D’où viendront les soldats tchadiens ? Actuellement, 1 450 d’entre eux sont certes déployés au Mali, mais sous pavillon onusien dans le cadre de la Minusma (12 500 militaires au total), une mission de maintien de la paix et non de combat contre les djihadistes. Le Tchad fait également partie de la Force conjointe G5 Sahel (5 000 hommes au total) mais sa zone d’intervention est théoriquement située plus à l’est, sur la frontière nigéro-tchadienne. Par ailleurs, le président tchadien Idriss Déby a plusieurs fois menacé de se retirer du Mali si les promesses de financement de la FC G5S n’étaient pas tenues. Elles ne le sont toujours pas.
Pallier les insuffisances
Dans un rapport remis mardi au Conseil de sécurité, le secrétaire général des Nations unies, Antonio Guterres, regrette ainsi « le manque persistant de matériel et de formation » de la force conjointe. A l’instar des cinq pays concernés, il souligne le besoin « d’un soutien accru » de la part de la communauté internationale. En coulisses toutefois, des diplomates occidentaux critiquent le manque de volonté et d’engagement politique des autorités locales, principalement au Mali et au Burkina Faso. Pour exemple, le contingent de ce dernier pays au sein de la Minusma est le plus nombreux de tous les participants (1 750 hommes) alors que ses forces de sécurité sont aux abois dans leur pays. Parallèlement, Ouagadougou n’a toujours pas désigné ses unités affectées à la FC G5S.
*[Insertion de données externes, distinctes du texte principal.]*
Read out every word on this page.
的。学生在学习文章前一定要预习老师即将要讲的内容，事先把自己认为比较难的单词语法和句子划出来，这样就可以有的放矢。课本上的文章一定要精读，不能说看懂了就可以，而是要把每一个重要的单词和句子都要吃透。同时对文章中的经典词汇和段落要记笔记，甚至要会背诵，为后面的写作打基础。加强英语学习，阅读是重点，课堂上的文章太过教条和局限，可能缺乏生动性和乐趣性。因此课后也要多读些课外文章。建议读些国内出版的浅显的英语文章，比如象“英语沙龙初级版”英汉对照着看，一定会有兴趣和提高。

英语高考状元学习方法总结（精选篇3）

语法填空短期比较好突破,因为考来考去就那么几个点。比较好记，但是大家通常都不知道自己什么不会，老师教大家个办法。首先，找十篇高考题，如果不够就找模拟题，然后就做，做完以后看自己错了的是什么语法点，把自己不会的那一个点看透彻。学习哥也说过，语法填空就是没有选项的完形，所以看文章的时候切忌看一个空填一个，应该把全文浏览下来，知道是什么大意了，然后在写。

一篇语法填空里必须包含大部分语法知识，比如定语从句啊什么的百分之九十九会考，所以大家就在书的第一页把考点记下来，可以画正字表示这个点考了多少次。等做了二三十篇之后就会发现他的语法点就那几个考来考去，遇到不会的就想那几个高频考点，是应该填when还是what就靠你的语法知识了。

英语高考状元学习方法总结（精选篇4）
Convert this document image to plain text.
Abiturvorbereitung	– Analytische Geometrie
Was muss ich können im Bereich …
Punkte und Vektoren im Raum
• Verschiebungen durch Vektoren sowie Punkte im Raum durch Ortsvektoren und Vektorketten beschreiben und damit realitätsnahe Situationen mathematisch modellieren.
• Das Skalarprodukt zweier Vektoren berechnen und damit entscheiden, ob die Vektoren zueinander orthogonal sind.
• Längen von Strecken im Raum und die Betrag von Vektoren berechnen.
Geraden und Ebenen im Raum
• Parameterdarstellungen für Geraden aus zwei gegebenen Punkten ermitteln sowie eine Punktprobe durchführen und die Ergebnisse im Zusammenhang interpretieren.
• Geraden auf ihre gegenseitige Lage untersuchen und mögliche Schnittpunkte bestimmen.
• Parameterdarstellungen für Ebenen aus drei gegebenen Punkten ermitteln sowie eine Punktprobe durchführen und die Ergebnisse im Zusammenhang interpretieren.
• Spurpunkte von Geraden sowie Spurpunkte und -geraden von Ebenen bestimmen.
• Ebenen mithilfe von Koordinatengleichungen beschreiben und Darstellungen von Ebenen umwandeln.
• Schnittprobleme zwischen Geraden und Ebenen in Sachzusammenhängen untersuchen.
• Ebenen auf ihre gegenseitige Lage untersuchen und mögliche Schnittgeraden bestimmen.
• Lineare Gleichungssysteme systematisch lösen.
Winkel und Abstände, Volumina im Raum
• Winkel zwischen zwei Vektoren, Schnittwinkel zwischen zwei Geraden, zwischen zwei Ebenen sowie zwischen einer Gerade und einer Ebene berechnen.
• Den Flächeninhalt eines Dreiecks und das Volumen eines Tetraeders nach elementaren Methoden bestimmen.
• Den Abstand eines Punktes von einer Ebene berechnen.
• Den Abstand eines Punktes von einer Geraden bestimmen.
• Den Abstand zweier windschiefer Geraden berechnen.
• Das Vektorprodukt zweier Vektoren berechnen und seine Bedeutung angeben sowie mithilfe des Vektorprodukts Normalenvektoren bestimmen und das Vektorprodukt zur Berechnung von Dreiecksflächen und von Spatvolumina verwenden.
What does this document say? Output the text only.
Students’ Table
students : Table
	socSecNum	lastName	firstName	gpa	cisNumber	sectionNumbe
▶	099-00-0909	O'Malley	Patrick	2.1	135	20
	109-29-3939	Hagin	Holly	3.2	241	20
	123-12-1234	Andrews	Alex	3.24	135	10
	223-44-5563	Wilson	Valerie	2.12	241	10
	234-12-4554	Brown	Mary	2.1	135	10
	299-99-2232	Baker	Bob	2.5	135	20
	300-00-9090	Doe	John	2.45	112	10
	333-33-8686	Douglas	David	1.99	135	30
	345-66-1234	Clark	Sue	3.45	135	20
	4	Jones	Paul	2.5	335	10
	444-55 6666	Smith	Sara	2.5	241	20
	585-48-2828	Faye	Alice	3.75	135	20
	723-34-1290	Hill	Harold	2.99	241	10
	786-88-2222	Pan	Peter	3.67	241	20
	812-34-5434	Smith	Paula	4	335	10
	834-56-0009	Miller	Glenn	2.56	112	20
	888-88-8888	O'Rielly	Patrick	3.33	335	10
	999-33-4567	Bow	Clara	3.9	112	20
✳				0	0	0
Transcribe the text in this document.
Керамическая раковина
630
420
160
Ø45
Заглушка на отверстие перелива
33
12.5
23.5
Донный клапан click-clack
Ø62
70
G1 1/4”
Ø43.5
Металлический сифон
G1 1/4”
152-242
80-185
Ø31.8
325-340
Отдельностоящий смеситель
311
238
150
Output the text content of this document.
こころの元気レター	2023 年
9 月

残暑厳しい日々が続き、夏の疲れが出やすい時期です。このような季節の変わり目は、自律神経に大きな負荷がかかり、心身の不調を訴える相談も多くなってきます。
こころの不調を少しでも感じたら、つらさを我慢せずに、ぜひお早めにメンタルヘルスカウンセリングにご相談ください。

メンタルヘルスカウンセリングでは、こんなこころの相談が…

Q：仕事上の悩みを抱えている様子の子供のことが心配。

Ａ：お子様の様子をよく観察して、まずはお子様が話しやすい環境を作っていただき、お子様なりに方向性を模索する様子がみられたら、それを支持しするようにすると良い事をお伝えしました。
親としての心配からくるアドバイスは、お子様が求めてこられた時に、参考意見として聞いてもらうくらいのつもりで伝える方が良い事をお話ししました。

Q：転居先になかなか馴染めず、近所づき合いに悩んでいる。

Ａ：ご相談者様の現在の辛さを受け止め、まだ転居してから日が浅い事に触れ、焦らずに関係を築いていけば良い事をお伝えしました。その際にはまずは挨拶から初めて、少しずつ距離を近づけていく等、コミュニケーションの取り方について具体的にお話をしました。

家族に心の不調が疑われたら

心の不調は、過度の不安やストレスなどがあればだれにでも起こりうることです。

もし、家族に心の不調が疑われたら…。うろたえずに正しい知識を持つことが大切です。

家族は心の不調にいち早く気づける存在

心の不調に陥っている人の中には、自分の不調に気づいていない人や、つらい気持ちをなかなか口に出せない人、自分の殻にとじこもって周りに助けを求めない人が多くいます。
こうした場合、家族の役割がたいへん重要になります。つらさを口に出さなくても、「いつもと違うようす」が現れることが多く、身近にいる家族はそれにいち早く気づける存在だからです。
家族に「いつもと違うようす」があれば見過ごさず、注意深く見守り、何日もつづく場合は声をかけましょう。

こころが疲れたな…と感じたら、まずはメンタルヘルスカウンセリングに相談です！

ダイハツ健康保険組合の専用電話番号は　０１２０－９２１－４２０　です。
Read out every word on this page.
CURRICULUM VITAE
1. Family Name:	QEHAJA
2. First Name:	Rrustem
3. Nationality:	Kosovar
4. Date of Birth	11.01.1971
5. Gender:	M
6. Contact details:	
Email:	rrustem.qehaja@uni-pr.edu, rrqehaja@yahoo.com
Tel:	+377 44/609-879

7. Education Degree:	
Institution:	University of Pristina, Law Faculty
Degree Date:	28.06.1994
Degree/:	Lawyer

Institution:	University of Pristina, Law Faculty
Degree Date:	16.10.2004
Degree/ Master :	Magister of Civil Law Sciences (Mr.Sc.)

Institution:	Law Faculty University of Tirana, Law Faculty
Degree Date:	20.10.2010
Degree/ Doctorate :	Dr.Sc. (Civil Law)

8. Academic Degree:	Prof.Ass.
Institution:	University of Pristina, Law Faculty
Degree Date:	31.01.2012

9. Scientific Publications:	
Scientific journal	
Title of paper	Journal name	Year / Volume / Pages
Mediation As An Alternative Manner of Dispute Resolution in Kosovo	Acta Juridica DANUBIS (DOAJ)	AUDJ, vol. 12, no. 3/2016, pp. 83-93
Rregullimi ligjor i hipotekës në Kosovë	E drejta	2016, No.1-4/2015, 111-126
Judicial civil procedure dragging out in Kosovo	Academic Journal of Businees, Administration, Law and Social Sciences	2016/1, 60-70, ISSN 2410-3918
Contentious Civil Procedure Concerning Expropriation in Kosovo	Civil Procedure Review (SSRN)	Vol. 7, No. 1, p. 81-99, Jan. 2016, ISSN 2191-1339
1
L’appel à une force extérieure au fuseau central, s’il se confirme, traduit l’urgence à pallier les insuffisances des armées locales alors que la sécurité s’est fortement dégradée ces derniers mois dans cette zone des trois frontières. En attestent les attaques djihadistes contre les casernes des armées malienne et burkinabée depuis la fin du mois d’août, qui se sont soldées par la mort d’une centaine de soldats ainsi que l’utilisation de plus en plus fréquente d’engins explosifs improvisés dans le nord-ouest du Niger.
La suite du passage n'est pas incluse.